Émile Berthelot naît le 4 avril 1862 à Paris (11e arr.). Il est le fils de Thérèse Jeanne Rousseau, marchande de vins, et de son époux François Berthelot, ébéniste. Émile Berthelot va travailler dans une maison de bourse. Il épouse en avril 1886 à Paris (12e arr.) Marie Désirée Rosalie Gaucher, fille de marchands de fruits. Berthelot résidait alors avec son père à Charenton-le-Pont (Seine, act. Val-de-Marne). Ils s’installent chez les parents de son épouse.
Au cours des années 1890, la famille s’installe à Joinville-le-Pont (Seine, act. Val-de-Marne), dans le quartier nouveau en cours de développement de Polangis, avenue Jamin. Ils ont semble-t-il une certaine aisance et hébergent, outre leur jeune fille, le père François Berthelot.
Sensible aux questions sociales, Émile Berthelot participe, en septembre 1895, à une Souscription organisée par le journal la Petite République au profit des « affamés de Carmaux » qui recueille dans la commune de Joinville des dons de plus de 260 personnes en faveur des grévistes de la verrerie. La récolte est assurée par la coopératrice Victoria Vaudémont et un militant radical-socialiste, Pierre Jules Tireau avec le journaliste Henry Vaudémont. Deux mois plus tard, Berthelot réalise une quête en faveur des victimes de la catastrophe de l'usine de Bi-Métal de Joinville-le-Pont, où une explosion de chaudière a fait quatre victimes et a mis les 200 ouvriers au chômage.
C’est une évolution législative qui va bouleverser la vie d’Émile Berthelot. En juin 1898, une réorganisation du marché financier de Paris est initiée par un amendement du député du Rhône député Henry Fleury-Ravarin, inspiré par Georges Cochery, ministre des Finances du gouvernement Jules Méline. Ce texte transforme le privilège des agents de change en un monopole exclusif, les maisons de coulisse ou d’arbitrage de la place de Paris étant en conséquence forcées de mettre fin à leurs opérations.

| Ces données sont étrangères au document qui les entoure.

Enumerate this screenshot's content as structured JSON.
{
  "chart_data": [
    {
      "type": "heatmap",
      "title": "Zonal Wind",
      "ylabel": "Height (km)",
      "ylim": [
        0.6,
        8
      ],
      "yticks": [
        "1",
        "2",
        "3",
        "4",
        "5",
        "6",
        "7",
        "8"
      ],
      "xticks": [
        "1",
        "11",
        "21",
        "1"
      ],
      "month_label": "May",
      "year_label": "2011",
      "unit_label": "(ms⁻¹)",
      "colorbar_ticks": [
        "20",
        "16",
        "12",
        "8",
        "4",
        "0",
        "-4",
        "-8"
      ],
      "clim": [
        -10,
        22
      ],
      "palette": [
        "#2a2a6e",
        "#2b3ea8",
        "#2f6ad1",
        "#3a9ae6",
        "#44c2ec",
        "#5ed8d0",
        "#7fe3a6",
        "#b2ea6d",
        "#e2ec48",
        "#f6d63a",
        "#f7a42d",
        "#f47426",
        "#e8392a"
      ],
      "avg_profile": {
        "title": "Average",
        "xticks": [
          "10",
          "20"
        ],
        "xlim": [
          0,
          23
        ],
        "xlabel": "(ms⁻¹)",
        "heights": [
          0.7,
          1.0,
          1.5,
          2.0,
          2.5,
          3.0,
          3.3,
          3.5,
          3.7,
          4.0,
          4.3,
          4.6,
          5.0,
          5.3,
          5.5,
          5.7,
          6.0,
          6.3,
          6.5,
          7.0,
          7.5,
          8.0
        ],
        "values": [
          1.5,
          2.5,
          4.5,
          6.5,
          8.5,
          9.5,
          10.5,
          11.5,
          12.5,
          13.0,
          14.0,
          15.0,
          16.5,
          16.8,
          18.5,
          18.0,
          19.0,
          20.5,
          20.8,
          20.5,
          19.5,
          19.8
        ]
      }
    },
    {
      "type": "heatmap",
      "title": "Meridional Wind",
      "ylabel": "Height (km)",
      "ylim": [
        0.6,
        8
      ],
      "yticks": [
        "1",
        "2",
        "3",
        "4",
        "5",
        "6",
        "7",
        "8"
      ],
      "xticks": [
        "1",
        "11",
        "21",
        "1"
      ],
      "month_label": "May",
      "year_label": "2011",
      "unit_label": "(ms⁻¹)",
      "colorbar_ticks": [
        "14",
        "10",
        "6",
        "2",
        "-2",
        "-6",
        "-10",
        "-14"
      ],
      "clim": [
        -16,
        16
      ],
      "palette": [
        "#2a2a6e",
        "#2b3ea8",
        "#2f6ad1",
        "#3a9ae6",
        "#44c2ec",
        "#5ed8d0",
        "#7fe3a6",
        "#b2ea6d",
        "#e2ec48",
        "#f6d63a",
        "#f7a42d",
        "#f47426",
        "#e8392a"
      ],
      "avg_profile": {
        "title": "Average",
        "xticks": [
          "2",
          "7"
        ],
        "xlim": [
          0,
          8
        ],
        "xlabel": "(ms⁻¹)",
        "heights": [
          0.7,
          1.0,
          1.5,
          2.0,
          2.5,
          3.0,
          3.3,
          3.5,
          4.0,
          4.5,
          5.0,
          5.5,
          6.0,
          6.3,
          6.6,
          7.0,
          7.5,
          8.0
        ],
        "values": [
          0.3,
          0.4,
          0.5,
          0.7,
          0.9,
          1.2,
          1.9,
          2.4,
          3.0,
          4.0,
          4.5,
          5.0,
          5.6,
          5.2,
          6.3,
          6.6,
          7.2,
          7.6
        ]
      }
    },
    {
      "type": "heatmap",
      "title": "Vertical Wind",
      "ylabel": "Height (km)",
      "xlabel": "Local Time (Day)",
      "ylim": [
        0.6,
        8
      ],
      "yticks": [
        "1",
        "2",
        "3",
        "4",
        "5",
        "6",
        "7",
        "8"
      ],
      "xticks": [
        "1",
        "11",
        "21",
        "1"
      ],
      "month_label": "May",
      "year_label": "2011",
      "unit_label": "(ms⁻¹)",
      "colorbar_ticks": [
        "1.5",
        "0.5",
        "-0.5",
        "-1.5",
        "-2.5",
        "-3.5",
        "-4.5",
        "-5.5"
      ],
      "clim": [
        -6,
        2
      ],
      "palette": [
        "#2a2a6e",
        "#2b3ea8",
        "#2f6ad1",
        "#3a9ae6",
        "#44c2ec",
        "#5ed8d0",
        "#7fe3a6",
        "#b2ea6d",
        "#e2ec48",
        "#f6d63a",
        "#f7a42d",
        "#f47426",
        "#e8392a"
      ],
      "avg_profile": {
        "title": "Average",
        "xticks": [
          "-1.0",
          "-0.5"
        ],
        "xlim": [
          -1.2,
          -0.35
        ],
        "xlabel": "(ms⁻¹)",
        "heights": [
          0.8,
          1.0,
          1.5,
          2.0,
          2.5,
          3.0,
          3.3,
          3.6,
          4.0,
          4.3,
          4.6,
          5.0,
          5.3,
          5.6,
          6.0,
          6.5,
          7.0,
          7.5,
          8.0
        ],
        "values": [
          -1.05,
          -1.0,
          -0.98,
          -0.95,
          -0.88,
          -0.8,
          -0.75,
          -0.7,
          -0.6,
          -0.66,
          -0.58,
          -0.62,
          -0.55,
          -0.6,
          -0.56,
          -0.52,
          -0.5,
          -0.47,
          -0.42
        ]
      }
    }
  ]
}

Le rapporteur général du budget, Camille Krantz, député des Vosges, minimisait l’impact social de cette mesure à la tribune de l’Assemblée nationale : « Messieurs, on exagère... Nous ne devons pas ajouter foi aux petits papiers qui nous sont envoyés à profusion, touchant la situation des salariés ». Le quotidien financier La Cote de la Bourse, citant Jean de La Fontaine, y voit une forme de mépris des employés, « canaille, sotte espèce. »
En application des nouvelles règles, Émile Berthelot, âgé de 37 ans, est congédié pour le 1er juillet. Il n’attendra pas cette date et se suicide le 17 juin 1898, se pendant le soir dans son logement à Joinville. Il est découvert le matin par sa famille. Le Syndicat des employés de bourse et de banque, auquel il était affilié, annonce son décès dans un lettre ouverte au ministre, signée de son président, E. Payne, et de son secrétaire, Georges Astruc, conseiller municipal, antinationaliste d'Asnières (Seine, act. Hauts-de-Seine) : « C'est la première victime de la disparition du marché libre ». Le syndicat menait campagne depuis janvier 1897 contre ce qu’il estimait être une « atteinte au marché financier français par des mesures qui, du même coup, atteindraient cinq mille familles d'employés et renforceraient un monopole contraire en son principe à la doctrine républicaine et aux idées libérales dans toutes leurs nuances. »
Le quotidien de Clémenceau, La Justice y voit la « conséquence immédiate et navrante » de la réorganisation du marché : « Émile Berthelot (..) avait une situation qui paraissait brillante. Mais il avait une famille : sa femme, ses enfants. La maison de coulisse qui l'occupait, fermée par la volonté de Cochery le remercia. Il chercha un emploi et n'en trouva nulle part. La misère allait s'installer à son foyer ». La Cote de la Bourse considère qu’il s’agit du « premier résultat (…) d’une mesure qui n’a rien de progressiste. »
La fille d’Émile Berthelot, Blanche, se maria avec Henri Drevet, tapissier, résistant à l’occupation allemande de la France pendant la deuxième guerre mondiale et adjoint au maire de Joinville à la Libération et jusqu’en 1950.